On a production value level, Shutter Island is a unique beast. The score is a series of modern-classical pieces, chosen by long-time Scorsese collaborator Robbie Robertson, to suit both the mood and schizophrenic narrative of the film: at times, I though the score entirely ridiculous (much like the “score” from Kubrick’s Eyes Wide Shut, with that single banging piano note substituting for actual music), although at others it suited the film perfectly. The choice to use classical music as opposed to a traditional orchestral score was brave, and alternates between a wise choice and an idiotic one in the final film. Often, I just found the score aggravating. Editorially, Scorsese regular Thelma Schoomaker must have relished getting her hands on the material the director was shooting. The film looks amazing, it must be said, the visuals a far cry from some of Scorsese’s earlier works, and the chance to manipulate this footage would have been wonderful. Schoonmaker does a great job trying to accomplish the unaccomplish-able: making Shutter Island true to it’s literary roots as well as audience friendly. Bafflingly lengthy flashback sequences, often decidedly melancholy and dreary, tend to keep the audience from connecting with Teddy’s present day situation, the story we actually want to see. Perhaps a tightening up of these scenes could have added much to the films tension, rather than drag it out into something akin to psychological melodrama.
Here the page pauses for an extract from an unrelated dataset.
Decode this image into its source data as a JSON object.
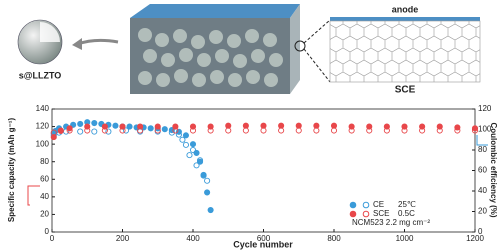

Shutter Island tries hard to keep us guessing; so often, it seems, that we give up caring about why we should care. The characters eventually flail about in a script lost in its own convoluted pretension, a film devoid of emotion that smacks of being too clever by half. Ultimately, Shutter Island is an empty journey into a man’s fractured psyche, a journey that has no real emotional core, and most certainly no appreciation for at least trying to keep your audience interested. If I cold be so bold, Milos Foreman (and Jack Nicholson) did it better.
Great review Rodney. I haven't seen the film yet but was looking forward to it. Seems like Scorsese's latest is splitting audiences – I've read good and bad reviews. By the sounds of things the problem lies with the script?
Yeah, I think you could lay the majority of Shutter Island's problems at the feet of the scripting; the cast do a pretty good job under the circumstances, it's just that they don't have a lot to work with. Scorcese is a damn fine director at the crime genre film, but at a thriller like this is supposed to be, it feels a little forced and (honestly,) hamfisted.